Their stance teaches the wise
to fear, in this world of ours,
all tumult, and all movement:
Mankind drunk on brief shadows
always incurs a punishment
for his longing to stir, and go.”
–Charles Baudelaire, Les Hiboux (The Owls)
On the other hand, Lakṣmī/Śrī is radiant pervading light. She gives the rain of gold that represents the highest-desirable fortune of enlightenment. As mistress over Ulūka, she shows us her mastery over materialism and the attainment of higher aspirations; she cautions and instructs us against becoming mired in worldly wealth and short-sighted action. Ulūka as vehicle also demonstrates truth: a vāhana is a creature of action, the one that moves while the deity remains fixed like a shining star. Likewise, Indra (prosperity in the world), once secured and harnessed, is a foundation from which Śrī (spiritual joy and loving compassion) might be sought, awakened within oneself, brought to everywhere in the three worlds. The two together teach us about worthy goals of life and how to achieve them.
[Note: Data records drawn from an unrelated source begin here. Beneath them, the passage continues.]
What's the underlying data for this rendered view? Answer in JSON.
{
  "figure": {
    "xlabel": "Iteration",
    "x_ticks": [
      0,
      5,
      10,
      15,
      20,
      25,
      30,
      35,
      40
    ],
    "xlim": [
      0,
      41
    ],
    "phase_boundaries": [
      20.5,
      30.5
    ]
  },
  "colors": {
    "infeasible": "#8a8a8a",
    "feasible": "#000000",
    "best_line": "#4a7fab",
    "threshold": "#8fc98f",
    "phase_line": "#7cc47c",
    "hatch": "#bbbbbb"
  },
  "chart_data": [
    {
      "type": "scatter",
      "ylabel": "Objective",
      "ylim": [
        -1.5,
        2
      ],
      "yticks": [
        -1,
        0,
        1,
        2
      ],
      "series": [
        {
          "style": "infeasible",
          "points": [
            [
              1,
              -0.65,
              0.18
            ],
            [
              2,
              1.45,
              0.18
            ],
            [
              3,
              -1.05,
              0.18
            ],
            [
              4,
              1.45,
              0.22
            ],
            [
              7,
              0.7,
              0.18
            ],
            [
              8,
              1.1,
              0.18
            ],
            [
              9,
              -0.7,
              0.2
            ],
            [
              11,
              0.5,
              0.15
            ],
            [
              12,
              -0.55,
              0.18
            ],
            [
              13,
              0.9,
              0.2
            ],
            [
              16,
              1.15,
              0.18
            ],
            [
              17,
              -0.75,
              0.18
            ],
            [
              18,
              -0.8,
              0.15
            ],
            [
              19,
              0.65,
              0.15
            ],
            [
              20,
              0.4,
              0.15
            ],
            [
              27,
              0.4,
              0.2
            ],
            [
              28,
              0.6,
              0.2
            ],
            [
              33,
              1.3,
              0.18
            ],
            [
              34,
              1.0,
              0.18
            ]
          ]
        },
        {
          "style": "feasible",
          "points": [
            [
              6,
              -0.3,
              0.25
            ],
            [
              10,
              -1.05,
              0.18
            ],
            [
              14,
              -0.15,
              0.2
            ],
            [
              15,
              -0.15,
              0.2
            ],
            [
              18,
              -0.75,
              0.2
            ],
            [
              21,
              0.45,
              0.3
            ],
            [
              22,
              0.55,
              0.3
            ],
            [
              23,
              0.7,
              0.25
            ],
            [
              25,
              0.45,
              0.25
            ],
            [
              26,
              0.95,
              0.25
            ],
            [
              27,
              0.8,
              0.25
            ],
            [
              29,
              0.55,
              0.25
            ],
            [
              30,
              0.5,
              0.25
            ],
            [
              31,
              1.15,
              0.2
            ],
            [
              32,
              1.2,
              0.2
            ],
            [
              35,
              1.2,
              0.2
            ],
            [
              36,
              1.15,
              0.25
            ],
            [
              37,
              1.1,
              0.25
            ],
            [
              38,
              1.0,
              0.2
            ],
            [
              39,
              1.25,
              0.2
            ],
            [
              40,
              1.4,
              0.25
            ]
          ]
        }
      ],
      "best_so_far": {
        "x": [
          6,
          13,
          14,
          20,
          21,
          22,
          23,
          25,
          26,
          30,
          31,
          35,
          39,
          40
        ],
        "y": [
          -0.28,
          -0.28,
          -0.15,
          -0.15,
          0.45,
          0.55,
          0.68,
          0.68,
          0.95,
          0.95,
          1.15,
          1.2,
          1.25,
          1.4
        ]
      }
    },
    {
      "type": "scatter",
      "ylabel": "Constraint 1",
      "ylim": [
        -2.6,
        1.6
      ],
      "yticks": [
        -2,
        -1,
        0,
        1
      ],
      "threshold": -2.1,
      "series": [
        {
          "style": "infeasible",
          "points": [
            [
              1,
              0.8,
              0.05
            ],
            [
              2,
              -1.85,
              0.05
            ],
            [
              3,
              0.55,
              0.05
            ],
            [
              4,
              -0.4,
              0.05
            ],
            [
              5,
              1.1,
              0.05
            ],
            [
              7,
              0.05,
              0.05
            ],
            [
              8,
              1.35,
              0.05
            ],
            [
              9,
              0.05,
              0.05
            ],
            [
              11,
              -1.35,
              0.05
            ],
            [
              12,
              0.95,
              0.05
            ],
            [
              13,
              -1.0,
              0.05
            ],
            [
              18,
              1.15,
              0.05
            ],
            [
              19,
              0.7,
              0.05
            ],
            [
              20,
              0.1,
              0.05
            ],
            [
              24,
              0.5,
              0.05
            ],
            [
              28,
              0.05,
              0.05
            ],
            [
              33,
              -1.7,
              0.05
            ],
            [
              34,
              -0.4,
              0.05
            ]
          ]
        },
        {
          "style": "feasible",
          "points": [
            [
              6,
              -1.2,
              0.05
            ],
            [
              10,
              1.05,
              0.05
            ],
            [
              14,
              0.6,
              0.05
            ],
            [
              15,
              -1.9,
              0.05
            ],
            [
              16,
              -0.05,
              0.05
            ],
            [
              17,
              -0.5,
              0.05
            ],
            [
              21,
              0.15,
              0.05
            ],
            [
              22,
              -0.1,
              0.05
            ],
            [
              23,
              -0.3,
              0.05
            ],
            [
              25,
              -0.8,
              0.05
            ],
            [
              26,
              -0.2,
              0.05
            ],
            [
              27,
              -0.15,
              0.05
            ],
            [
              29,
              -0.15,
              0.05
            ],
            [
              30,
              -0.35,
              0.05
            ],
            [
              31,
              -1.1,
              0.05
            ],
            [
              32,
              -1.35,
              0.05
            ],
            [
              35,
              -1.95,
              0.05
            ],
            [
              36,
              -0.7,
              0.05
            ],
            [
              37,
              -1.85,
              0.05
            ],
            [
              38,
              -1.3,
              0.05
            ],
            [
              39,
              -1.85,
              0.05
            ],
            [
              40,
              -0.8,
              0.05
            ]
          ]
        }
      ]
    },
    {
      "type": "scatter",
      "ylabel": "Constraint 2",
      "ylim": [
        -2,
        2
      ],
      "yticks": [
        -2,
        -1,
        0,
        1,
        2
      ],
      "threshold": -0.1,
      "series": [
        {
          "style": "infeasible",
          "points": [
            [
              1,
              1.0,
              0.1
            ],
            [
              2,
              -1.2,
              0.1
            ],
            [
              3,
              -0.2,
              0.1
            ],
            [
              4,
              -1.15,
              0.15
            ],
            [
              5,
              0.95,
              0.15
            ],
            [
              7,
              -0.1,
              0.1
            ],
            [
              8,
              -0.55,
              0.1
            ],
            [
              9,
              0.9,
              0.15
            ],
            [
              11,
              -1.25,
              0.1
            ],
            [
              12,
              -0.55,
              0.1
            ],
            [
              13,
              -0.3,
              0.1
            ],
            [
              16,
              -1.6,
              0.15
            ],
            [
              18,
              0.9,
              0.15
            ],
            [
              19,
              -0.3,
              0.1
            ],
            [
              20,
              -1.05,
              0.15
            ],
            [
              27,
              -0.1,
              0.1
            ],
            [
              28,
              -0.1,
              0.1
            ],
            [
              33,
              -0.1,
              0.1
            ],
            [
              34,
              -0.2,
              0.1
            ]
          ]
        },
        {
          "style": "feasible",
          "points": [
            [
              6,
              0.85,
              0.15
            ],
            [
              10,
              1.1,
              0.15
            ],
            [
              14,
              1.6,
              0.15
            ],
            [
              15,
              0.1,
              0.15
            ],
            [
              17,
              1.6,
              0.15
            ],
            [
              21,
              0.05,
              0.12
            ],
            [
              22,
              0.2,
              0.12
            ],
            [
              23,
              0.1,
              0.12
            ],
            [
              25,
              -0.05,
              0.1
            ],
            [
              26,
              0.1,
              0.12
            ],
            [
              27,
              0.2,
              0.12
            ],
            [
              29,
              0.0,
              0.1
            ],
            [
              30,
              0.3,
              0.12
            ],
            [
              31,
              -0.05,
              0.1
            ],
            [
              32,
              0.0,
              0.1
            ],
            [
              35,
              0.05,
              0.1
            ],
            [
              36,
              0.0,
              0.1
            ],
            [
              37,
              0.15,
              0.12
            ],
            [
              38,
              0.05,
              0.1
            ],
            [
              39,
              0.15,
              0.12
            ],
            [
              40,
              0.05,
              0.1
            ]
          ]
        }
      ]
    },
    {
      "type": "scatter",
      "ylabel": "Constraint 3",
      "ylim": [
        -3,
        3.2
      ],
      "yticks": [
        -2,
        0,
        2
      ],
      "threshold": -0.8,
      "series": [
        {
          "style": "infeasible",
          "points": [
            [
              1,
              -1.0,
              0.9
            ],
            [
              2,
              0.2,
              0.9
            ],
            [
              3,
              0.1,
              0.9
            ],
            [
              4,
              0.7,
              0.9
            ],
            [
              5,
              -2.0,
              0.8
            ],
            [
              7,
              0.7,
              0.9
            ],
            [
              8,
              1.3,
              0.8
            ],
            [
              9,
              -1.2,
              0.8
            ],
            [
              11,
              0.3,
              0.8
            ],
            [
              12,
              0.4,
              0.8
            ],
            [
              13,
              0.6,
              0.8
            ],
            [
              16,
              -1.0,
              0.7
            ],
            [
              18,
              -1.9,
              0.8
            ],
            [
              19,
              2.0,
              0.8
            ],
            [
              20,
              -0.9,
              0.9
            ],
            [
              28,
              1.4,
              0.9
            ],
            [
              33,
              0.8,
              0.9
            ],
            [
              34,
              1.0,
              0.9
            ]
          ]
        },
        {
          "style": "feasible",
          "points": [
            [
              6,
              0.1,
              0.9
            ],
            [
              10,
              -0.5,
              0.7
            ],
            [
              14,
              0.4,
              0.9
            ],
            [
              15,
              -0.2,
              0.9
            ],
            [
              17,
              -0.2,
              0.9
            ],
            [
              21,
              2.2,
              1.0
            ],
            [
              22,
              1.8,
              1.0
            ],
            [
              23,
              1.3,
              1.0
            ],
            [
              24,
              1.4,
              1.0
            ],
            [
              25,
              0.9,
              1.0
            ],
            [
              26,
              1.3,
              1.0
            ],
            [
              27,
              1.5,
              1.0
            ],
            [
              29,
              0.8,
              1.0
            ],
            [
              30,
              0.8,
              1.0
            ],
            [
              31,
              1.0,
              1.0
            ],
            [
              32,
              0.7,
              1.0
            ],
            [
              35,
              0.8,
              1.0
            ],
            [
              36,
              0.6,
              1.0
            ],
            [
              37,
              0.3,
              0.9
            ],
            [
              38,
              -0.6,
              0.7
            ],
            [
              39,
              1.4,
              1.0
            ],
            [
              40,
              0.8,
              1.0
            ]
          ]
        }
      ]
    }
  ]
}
By darkness, light is carried; over disaster and death, fortune and life reign; the spiritual, the supreme, must guide the worldly. There are many more meanings and lessons to be learned here, but Owl let you think of a few.
(1) A rather literal question is why the Devas, powerful Divine manifestations, have vehicles to carry them. I won’t write a novel about all of the different ideas, but one fascinating suggestion I’ve found is that these creature-Deva associations are ancient remnants of pre-Vedic worship, of animals as spiritual totems and/or tribal emblems.
(2) I do note that Agni serves as Indra’s vehicle in Mahābhārata, but this is a temporary transformation effected in a symbolic vision. I use the word vāhana in this essay to signify an ongoing association.
(3) Perhaps the difference, in part, is a matter of interpretation: Because the owl’s large eyes are fixed in the sockets, an owl has to turn its head around to see in other directions. Some people see wisdom in the steady stare; others see the swiveling head as a ridiculous design flaw.